L’embellie franco-chinoise toujours fragile

jeudi 29 avril 2010

Depuis le mercredi 28 avril 2010, le Président français, Nicolas Sarkozy effectue une visite d’Etat de trois jours en Chine. Hu Jintao, le Président chinois évoque une nouvelle page dans les relations franco-chinoises.

La visite du Président Nicolas Sarkozy et son épouse Carla Bruni au Président Hu Jintao est considérée comme un signe de réconciliation entre Paris et Pékin. Il s’agit de sa quatrième visite en Chine depuis qu’il a été élu et sa deuxième visite d’Etat, après celle de novembre 2007.

En 2008, ses positions sur le Tibet, sa rencontre avec le Dalaï-Lama, le passage mouvementé de la flamme olympique en France et la menace de boycotter l’ouverture des jeux olympiques de Pékin avaient provoqué de vives tensions entre les deux pays. Toutes les deux parties attendent beaucoup de ce nouveau rapprochement.

Le Président chinois Hu Jintao a déclaré que la visite d’Etat de son homologue français Nicolas Sarkozy ouvrait "une nouvelle page" dans les relations bilatérales. L’Elysée veut voir dans la transformation en visite d’Etat de ce qui devrait n’être qu’une participation de Nicolas Sarkozy à l’inauguration de l’exposition universelle de Shanghaï prévue pour vendredi prochain, le signe que la page de brouille est définitivement tournée.

Ainsi, Jean-Vincent Brisset, chercheur de l’Institut des relations internationales et stratégiques (IRIS) voit cependant dans le ton plus aimable des dirigeants chinois avec les Occidentaux ces derniers mois, un effet "Expo’2010", laquelle se veut une nouvelle vitrine de la puissance chinoise après les JO de 2008. "Ils ne peuvent pas se permettre un boycott de Shanghai. ils seront donc polis jusqu’en octobre", prédit le chercheur.

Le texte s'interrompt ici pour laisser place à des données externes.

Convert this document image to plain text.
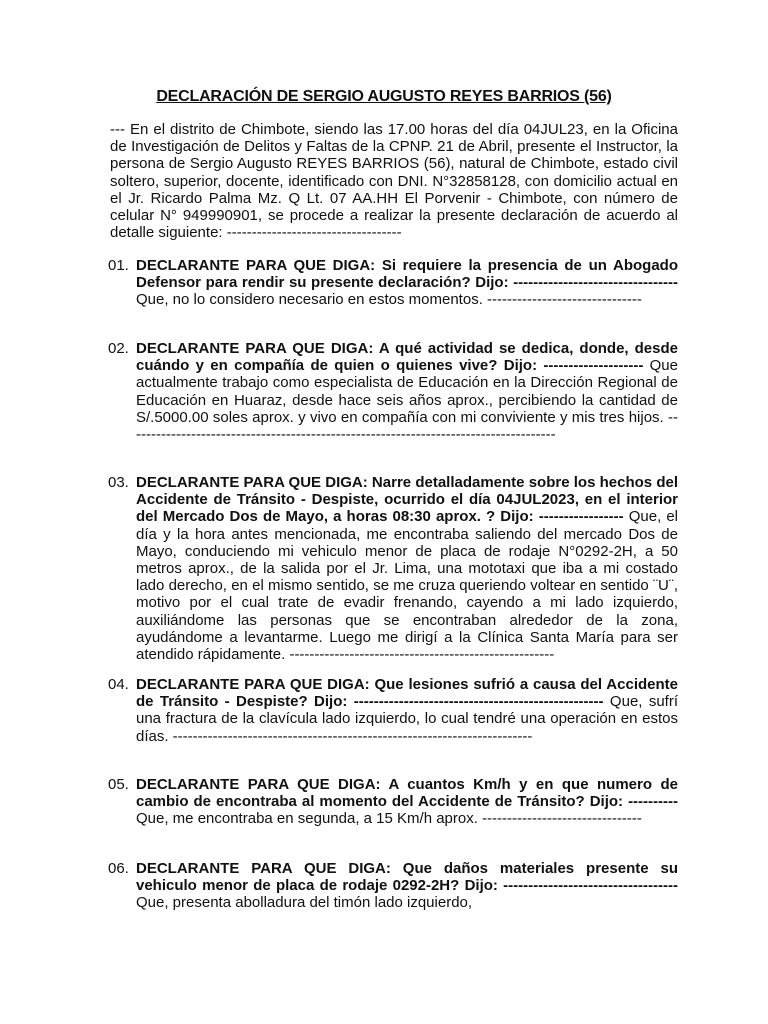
DECLARACIÓN DE SERGIO AUGUSTO REYES BARRIOS (56)
--- En el distrito de Chimbote, siendo las 17.00 horas del día 04JUL23, en la Oficina de Investigación de Delitos y Faltas de la CPNP. 21 de Abril, presente el Instructor, la persona de Sergio Augusto REYES BARRIOS (56), natural de Chimbote, estado civil soltero, superior, docente, identificado con DNI. N°32858128, con domicilio actual en el Jr. Ricardo Palma Mz. Q Lt. 07 AA.HH El Porvenir - Chimbote, con número de celular N° 949990901, se procede a realizar la presente declaración de acuerdo al detalle siguiente: -----------------------------------
01. DECLARANTE PARA QUE DIGA: Si requiere la presencia de un Abogado Defensor para rendir su presente declaración? Dijo: --------------------------------- Que, no lo considero necesario en estos momentos. -------------------------------
02. DECLARANTE PARA QUE DIGA: A qué actividad se dedica, donde, desde cuándo y en compañía de quien o quienes vive? Dijo: -------------------- Que actualmente trabajo como especialista de Educación en la Dirección Regional de Educación en Huaraz, desde hace seis años aprox., percibiendo la cantidad de S/.5000.00 soles aprox. y vivo en compañía con mi conviviente y mis tres hijos. --------------------------------------------------------------------------------------
03. DECLARANTE PARA QUE DIGA: Narre detalladamente sobre los hechos del Accidente de Tránsito - Despiste, ocurrido el día 04JUL2023, en el interior del Mercado Dos de Mayo, a horas 08:30 aprox. ? Dijo: ----------------- Que, el día y la hora antes mencionada, me encontraba saliendo del mercado Dos de Mayo, conduciendo mi vehiculo menor de placa de rodaje N°0292-2H, a 50 metros aprox., de la salida por el Jr. Lima, una mototaxi que iba a mi costado lado derecho, en el mismo sentido, se me cruza queriendo voltear en sentido ¨U¨, motivo por el cual trate de evadir frenando, cayendo a mi lado izquierdo, auxiliándome las personas que se encontraban alrededor de la zona, ayudándome a levantarme. Luego me dirigí a la Clínica Santa María para ser atendido rápidamente. -----------------------------------------------------
04. DECLARANTE PARA QUE DIGA: Que lesiones sufrió a causa del Accidente de Tránsito - Despiste? Dijo: -------------------------------------------------- Que, sufrí una fractura de la clavícula lado izquierdo, lo cual tendré una operación en estos días. ------------------------------------------------------------------------
05. DECLARANTE PARA QUE DIGA: A cuantos Km/h y en que numero de cambio de encontraba al momento del Accidente de Tránsito? Dijo: ---------- Que, me encontraba en segunda, a 15 Km/h aprox. --------------------------------
06. DECLARANTE PARA QUE DIGA: Que daños materiales presente su vehiculo menor de placa de rodaje 0292-2H? Dijo: ----------------------------------- Que, presenta abolladura del timón lado izquierdo,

Les avisés des relations internationales qualifient l’embellie franco-chinoise de fragile et à la merci du moindre faux-pas. "La période de brouille est officiellement terminée mais la France demeure en observation", a déclaré Valérie Niquer à l’agence REUTER. Les deux hommes au cours de leur rencontre vont évoquer des sujets sensibles tels que le nouvel ordre monétaire du G20 et la question du nucléaire iranien.

Sanction contre l’Iran

La Chine reste hostile à des sanctions renforcées contre l’Iran dans le dossier nucléaire iranien. La France est un des pays qui poussent le plus à de fortes sanctions contre Téhéran, y compris un éventuel embargo pétrolier. Or, la Chine achète à l’Iran une partie du brut dont elle a besoin pour sa croissance économique à deux chiffres. Mais l’Elysée rassure qu’il n’est pas question que les pays importateurs soient victimes d’une résolution de sanctions.

Le Président français présidera le G20 à partir de fin 2010. Et pour cela, il lui faut de la coopération de la Chine. "C’est une réflexion plus large que nous souhaitons voir s’engager dans un esprit coopératif, constructif, positif, pendant la présidence française du G20", soutient-on, côté Paris. Avec un tel rapprochement, Paris et Pékin veulent aussi oublier les échanges aigres des négociations de Copenhague sur le climat dont Nicolas Sarkozy a imputé le fiasco à l’intransigeance chinoise.